Logo

‘Chris Matthews Show’ Leads Pack

Aug 11, 2003  •  Post A Comment

Chris Matthews has made plenty of guests sweat during interviews. Now he’s doing the same to network news roundtables.
After one season in syndication, the half-hour weekend program “The Chris Matthews Show,” which NBC News produces and NBC Enterprises distributes, has proved to be the fastest-growing show in syndication, a significant feat considering the hefty problems facing the weekly market.
The show, which features Mr. Matthews leading a roundtable of journalists and pundits as they dissect the stories of the week, has been renewed for a sophomore season on the NBC-owned TV stations and many others. Mr. Matthews also continues to host MSNBC’s nightly political analysis series “Hardball With Chris Matthews.” When “The Chris Matthews Show” debuted in September 2002, the series pulled a slim 1.0 national household rating, according to Nielsen Media Research. But time and tinkering helped the show bubble its way up to a 2.2 season high. The series now averages a 1.6 season-to-date.
That’s good enough to pass “Fox News Sunday” outright (at a 1.2 rating) and challenge heavyweights “Face the Nation” (2.2) on NBC and “This Week” (2.1) on ABC for supremacy. In fact, as recently as May 11, “Chris Matthews” edged out all three shows nationally. And on the weekend of Aug. 2, it won the battle in New York, Philadelphia and Washington.
“Chris Matthews knows his stuff and because the show is well produced, he has been able to adjust his style toward the Sunday morning, Saturday night mind-set, and the ratings reflect that,” said Neal Shapiro, president of NBC News.
The weekend show typically features a panel of veteran reporters debating the hot topics of the week. Heading into season two, “Chris Matthews” has been renewed by the NBC owned-and-operated stations as well as Hearst-Argyle, Gannett, Belo, LIN, Scripps Howard, Cox, Post-Newsweek and Hubbard stations.

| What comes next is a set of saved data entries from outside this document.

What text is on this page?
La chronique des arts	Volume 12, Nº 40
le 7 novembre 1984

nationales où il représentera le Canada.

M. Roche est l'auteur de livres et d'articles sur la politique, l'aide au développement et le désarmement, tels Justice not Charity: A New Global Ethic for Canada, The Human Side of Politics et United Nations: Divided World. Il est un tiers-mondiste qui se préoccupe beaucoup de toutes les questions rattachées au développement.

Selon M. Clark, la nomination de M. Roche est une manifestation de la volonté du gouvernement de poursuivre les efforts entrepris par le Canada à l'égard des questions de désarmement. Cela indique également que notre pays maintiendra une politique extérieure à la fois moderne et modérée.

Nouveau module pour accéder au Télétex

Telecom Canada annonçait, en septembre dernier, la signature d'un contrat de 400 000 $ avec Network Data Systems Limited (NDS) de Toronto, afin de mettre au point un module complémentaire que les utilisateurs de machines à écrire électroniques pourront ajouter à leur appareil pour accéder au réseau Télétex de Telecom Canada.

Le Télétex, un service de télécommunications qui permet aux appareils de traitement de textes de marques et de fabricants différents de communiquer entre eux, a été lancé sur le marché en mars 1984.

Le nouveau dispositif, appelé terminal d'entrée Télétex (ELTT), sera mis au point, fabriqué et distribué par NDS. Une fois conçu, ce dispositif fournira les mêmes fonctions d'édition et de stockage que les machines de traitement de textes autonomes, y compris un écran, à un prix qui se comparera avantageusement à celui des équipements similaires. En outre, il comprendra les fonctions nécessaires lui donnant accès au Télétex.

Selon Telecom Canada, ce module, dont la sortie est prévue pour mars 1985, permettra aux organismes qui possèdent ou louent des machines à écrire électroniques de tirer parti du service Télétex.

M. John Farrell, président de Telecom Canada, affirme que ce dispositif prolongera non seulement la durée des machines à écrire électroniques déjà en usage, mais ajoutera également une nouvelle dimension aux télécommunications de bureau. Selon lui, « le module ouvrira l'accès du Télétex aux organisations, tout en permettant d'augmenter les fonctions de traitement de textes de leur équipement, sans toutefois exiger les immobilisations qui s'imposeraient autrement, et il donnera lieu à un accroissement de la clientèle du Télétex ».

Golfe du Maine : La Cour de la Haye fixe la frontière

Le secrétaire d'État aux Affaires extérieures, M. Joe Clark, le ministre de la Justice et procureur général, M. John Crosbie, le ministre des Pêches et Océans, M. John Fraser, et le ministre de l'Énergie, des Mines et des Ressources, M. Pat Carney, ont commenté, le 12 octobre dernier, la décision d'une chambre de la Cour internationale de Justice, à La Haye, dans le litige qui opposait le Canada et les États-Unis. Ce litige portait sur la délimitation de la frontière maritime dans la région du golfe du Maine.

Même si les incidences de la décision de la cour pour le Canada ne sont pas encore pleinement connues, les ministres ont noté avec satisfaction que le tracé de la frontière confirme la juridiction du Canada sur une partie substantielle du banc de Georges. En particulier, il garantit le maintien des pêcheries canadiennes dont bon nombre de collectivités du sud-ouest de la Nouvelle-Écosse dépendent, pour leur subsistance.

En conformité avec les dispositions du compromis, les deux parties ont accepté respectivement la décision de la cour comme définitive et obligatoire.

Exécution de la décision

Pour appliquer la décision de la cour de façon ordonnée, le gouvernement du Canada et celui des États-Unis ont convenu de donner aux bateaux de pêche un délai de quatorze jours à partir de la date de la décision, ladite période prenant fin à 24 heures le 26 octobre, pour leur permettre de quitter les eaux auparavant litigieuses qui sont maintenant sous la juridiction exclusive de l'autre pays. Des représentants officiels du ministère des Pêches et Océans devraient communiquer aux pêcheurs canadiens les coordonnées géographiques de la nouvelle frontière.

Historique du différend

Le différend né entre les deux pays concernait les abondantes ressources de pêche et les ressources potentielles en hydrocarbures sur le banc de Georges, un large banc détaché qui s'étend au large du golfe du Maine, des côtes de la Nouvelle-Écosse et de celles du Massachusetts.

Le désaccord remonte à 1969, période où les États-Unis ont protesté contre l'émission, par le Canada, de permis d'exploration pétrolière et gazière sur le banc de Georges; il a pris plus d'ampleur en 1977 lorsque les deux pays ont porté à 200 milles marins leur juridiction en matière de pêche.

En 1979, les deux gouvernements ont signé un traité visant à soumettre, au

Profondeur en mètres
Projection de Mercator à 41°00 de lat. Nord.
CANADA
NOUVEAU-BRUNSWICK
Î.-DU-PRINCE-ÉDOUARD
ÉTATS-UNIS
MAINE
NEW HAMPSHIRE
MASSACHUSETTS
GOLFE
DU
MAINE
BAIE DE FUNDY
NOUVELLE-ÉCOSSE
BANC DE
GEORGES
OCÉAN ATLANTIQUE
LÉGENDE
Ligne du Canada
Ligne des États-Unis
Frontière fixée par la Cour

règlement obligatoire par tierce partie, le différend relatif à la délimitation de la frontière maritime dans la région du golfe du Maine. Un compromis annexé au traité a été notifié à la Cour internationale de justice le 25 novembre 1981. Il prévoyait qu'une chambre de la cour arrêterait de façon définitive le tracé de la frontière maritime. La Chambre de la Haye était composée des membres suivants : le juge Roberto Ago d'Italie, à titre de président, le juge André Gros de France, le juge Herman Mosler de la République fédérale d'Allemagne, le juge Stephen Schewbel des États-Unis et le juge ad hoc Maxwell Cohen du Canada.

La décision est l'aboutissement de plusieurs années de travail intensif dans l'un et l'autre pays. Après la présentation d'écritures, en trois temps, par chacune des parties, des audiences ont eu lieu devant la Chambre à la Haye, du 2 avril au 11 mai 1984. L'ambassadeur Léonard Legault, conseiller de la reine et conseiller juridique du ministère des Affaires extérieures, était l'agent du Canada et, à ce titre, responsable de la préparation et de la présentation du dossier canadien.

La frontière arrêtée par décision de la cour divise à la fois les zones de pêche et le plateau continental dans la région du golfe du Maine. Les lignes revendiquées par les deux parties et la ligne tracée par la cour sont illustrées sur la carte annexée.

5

The show has received upgrades heading into its second season on WTVJ-TV, Miami, KDSK-TV, St. Louis, KMBC-TV, Kansas City, WTVF-TV, Nashville, WCMH-TV, Columbus, Ohio, WOOD-TV, Grand Rapids, Mich., KOB-TV Albuquerque, N.M., and KSEE-TV, Fresno, Calif., among others.
“What we found is that there was a big market out there for a lively week-in-review show,” said executive producer Nancy Nathan. “So we made sure to be younger, hipper and certainly different from everything else you see on Sunday morning. Now reporters are begging to be on the show.”
The only change to expect, said Ms. Nathan, is more faces for the roundtable.
“We’d be crazy to screw with the format,” she said. “In the beginning we weren’t sure about the idea to have a rotating cast, but it worked. So this year, we’re going to bring on more and more new faces, and with the campaign coming, its going to be a whole lot of fun.”